Why do we use money?
- Money is a means to an end (it lets us buy the things we need and want).
- A need is something that you cannot live without (like food, water, clothing, shelter).
- A want is something that you do not need to live (like gum, candy, a bubble blaster, or the latest Nintendo gaming system, the Switch! 😉 )
Where do we use money?
- Money is used everywhere and by everyone in the world.
How is money used?
- We earn money by working for it. (You do a job and you get paid money for doing that job.)
- People work so that they can earn money to buy the things that they need to live, like food & water.
- You can also receive money as a gift for a special occasion (such as: birthdays, weddings, or holidays)
- You can also choose to give money away as a gift or a donation to a charity (a place that does something good for others like an animal shelter or homeless shelter).
I hope this gives you an idea of what to say and how to communicate with your own kids about money. Our intent is to teach our kids about money as early as they are able to count.
In doing so, we hope that they will become more financially responsible as they become adults. As their parents, we believe it is our responsibility to bestow this knowledge onto our kids because we are their first teachers, and also because we have discovered that financial literacy is NOT taught in schools, even though it should be.
The next time you hear that ice cream truck come down your street, give your kids some money and let them pay for it. They will begin to have an understanding of what money is and how important it is to be able to save up for their very own treat.
Then give them two options:
Option A: Whether they would like to pay for the treat themselves
Option B: Whether they would prefer to go to the grocery store and pick up a variety pack for much cheaper.
Either way, ask for their opinion to see what they would say. Chances are, their answers will surprise even you when your kids have actually discovered the importance of being able to save up for their very own treat.

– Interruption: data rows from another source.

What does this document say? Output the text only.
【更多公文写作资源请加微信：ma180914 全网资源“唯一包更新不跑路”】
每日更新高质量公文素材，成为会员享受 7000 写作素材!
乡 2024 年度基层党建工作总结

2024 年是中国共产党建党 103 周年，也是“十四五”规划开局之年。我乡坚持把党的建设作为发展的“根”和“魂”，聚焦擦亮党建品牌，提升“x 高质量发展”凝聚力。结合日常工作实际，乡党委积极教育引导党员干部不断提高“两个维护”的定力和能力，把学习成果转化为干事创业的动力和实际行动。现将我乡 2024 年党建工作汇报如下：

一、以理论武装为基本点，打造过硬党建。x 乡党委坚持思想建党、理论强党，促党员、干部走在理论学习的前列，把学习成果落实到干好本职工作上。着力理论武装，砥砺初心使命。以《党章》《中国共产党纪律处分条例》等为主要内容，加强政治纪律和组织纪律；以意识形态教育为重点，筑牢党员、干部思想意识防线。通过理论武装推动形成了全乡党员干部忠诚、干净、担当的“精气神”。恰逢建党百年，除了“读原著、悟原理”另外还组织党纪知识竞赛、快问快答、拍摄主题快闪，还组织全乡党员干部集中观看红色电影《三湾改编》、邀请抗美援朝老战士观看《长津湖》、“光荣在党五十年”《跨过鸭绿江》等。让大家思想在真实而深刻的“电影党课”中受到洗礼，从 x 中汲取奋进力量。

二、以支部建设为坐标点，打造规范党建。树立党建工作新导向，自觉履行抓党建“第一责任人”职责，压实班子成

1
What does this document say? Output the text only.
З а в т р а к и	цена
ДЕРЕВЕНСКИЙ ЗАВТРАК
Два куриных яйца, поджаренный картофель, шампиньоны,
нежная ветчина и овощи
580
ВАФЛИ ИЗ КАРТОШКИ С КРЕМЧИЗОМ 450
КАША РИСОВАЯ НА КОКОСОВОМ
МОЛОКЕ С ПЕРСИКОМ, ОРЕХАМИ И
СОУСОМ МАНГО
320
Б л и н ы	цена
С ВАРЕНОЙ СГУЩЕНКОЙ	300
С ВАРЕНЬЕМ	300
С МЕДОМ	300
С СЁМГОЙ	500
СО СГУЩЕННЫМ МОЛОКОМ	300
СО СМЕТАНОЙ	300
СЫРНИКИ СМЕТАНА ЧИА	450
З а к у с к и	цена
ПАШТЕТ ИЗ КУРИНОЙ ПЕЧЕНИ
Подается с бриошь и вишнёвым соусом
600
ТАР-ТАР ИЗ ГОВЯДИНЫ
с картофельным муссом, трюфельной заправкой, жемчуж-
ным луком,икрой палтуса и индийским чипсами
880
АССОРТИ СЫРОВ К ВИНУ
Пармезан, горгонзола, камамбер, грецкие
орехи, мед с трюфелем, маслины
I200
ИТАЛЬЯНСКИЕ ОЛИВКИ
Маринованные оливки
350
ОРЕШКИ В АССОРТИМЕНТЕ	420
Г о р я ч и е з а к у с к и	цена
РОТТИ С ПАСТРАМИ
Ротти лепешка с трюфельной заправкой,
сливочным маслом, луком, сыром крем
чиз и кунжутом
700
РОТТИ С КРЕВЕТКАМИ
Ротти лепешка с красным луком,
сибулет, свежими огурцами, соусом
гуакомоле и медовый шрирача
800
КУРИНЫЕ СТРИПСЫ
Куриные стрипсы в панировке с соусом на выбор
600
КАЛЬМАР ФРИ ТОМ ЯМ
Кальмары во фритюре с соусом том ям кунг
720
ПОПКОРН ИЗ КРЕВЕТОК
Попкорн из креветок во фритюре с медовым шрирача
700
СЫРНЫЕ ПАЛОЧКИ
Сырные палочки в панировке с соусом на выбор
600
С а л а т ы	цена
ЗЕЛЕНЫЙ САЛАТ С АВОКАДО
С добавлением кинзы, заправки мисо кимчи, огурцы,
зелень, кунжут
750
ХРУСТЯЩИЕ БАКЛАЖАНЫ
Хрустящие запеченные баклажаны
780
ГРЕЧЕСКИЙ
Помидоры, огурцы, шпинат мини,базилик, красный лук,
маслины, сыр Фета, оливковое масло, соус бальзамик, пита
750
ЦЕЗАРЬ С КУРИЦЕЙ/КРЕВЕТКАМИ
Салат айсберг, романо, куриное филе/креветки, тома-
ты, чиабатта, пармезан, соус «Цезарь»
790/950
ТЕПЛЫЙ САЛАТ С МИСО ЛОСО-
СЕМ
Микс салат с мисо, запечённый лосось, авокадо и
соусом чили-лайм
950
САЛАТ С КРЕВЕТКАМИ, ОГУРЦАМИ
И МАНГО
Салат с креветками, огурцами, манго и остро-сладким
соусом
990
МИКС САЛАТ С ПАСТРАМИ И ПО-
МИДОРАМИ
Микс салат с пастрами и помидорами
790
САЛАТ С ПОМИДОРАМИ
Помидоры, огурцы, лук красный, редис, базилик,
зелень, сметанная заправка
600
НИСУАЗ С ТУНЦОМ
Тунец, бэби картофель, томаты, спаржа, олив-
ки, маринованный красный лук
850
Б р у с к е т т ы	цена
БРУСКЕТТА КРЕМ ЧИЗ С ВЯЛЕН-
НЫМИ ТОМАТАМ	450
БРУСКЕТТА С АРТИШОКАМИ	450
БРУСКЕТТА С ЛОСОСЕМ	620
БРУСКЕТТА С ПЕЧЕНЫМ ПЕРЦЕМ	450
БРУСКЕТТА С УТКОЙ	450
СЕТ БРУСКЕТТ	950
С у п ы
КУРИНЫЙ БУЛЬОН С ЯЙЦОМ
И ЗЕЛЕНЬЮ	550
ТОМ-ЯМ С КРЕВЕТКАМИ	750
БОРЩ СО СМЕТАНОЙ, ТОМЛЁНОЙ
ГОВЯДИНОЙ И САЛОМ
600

Here’s a fun free printable for you to print out and laminate to hang up in your kid’s room.
Whenever they see a new toy they want, ask them these 6 questions to see if it’s worth it for them to reconsider before they buy.
Make it a point to talk openly to each other about money, anytime you have the opportunity to do so with your kids so that it does not become a topic shrouded by mystery. It makes for a great conversation starter when you are trying to teach them about money concepts.